I tried potters clay a few years ago and it would not stick by itself. Never tried adding anything to it. I'd give it a try with the ash and sand in it and see if it does work.
 
I have used furnace cement that I got at an Ace Hardware for a few bucks. Thin it with water and it works decent.


-Xander
 
Your clay may not be your biggest issue. A small forge that heats fast isn't a good HT choice for hyper-eutectoid steel and trying for a hamon.
 
As far as the clay, in Japan (and I'm no expert) the smiths would mix various clays and ash and things for different areas of the sword, to achieve what they wanted -- I assume by many years of trial and error and skills being passed down in generations. Experimentation is never a bad thing, though I can't give you any specifics about the clay.
 
Your clay may not be your biggest issue. A small forge that heats fast isn't a good HT choice for hyper-eutectoid steel and trying for a hamon.

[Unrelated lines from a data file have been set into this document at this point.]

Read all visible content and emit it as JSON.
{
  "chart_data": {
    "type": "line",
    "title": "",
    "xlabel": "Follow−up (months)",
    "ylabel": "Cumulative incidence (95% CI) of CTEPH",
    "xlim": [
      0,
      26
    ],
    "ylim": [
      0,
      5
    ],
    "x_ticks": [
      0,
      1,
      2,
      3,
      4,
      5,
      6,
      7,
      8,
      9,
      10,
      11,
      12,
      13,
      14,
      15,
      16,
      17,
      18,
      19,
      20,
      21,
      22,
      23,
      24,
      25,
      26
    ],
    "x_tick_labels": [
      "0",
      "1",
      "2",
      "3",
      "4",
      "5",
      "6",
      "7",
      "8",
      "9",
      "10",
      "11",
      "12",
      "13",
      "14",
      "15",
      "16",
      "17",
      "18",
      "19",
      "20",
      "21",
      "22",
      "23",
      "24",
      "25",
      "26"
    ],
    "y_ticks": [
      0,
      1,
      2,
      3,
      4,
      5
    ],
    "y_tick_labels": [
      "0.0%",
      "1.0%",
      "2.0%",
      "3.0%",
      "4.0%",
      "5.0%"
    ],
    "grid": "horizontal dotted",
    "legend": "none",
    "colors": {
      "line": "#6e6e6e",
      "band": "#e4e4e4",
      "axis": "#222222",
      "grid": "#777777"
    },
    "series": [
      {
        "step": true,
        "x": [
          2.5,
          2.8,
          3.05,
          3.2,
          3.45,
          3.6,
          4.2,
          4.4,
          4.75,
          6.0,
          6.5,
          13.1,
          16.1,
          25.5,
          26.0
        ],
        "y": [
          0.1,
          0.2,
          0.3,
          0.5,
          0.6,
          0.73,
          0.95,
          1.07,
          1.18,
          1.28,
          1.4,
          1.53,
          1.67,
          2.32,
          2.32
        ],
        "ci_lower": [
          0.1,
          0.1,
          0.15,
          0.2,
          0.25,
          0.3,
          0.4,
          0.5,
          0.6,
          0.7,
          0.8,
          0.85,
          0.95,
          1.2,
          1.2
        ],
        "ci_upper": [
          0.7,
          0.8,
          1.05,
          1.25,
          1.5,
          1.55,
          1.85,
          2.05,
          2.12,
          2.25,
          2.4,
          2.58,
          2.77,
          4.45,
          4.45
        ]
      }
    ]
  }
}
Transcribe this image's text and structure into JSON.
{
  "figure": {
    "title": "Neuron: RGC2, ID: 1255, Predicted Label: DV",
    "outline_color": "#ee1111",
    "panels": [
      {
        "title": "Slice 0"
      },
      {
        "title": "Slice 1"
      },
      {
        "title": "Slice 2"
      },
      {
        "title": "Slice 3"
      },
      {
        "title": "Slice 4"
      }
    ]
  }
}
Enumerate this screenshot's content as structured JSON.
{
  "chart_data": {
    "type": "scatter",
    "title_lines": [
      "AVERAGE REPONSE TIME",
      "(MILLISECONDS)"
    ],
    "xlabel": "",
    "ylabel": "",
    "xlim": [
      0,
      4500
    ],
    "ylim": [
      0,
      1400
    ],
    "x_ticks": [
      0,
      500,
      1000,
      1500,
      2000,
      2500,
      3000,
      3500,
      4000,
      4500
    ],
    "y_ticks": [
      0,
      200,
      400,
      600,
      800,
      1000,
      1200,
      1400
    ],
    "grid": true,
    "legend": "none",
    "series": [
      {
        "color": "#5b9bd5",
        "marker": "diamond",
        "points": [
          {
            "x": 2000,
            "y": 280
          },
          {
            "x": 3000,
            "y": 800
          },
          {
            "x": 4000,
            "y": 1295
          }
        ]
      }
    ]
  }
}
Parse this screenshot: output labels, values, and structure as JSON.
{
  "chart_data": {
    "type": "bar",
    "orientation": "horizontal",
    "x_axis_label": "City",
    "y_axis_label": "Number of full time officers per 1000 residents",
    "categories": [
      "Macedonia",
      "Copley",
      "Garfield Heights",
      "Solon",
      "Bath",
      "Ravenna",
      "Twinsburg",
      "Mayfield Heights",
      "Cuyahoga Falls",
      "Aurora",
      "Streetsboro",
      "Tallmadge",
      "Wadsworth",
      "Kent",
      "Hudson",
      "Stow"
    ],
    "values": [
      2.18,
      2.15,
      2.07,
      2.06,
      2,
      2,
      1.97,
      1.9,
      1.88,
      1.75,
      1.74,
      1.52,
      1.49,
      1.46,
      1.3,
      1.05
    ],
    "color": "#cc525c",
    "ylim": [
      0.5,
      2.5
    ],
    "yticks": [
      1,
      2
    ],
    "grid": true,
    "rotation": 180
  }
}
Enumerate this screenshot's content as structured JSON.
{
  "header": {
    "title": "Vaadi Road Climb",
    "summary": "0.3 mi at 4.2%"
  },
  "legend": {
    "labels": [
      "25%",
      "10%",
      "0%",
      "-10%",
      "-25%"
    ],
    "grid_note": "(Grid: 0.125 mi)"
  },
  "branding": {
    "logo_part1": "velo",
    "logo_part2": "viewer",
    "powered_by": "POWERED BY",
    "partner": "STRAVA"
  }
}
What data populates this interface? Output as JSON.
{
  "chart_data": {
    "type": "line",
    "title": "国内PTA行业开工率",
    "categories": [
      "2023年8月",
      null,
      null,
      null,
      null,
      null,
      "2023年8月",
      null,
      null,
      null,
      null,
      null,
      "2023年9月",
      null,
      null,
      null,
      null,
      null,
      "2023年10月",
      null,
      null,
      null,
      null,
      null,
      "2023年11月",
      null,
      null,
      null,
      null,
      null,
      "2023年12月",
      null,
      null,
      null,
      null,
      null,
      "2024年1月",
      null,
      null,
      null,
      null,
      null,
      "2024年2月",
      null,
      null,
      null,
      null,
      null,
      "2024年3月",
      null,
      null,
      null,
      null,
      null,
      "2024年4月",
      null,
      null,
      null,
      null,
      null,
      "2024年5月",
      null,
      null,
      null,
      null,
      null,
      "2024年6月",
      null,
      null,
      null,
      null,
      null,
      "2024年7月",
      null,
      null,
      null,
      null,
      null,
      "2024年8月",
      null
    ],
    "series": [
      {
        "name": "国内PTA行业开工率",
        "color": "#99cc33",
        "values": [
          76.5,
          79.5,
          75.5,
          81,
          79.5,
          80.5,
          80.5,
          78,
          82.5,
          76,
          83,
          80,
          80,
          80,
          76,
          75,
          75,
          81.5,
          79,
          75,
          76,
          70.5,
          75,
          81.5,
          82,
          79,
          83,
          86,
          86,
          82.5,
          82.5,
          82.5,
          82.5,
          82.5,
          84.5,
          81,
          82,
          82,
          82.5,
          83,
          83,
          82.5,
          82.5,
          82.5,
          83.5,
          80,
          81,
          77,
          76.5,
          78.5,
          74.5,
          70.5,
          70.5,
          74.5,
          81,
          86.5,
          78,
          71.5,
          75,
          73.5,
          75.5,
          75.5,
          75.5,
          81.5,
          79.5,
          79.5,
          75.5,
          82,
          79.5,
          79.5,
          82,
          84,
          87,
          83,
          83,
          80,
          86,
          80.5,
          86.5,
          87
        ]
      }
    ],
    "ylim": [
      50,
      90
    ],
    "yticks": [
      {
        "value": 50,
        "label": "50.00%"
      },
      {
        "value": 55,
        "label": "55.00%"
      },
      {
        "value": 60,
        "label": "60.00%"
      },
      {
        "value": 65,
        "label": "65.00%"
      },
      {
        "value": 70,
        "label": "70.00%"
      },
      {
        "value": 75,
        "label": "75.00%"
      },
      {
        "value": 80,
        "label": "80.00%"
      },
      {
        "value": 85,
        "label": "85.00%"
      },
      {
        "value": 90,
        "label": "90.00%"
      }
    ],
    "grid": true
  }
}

I can somewhat control the heat. it is a 3 torch mini forge with map gas, but I can use a 2 burner configuration with propane for a lower heat. but I thought you wanted to heat it pretty fast do the steel under the clay doesnt reach the full 1400 degrees?? or is it more for the quench??
 
Not to be short on the answer, but you need to read up and understand the reason and procedures for a clay coat. It isn't to insulate the spine from coming up the austenite. It is there to slow down the cooling in the quench, so the spine becomes pearlite and the edge becomes martensite. The whole blade needs to be very evenly heated to about 1500F and quenched in a fast quenchant ( usually water or parks#50). If the heat isn't even, the blade may crack and break into pieces ( which it may do in a clay coated quench even if everything is right).

The process is called yaki-ire - try some searches on that.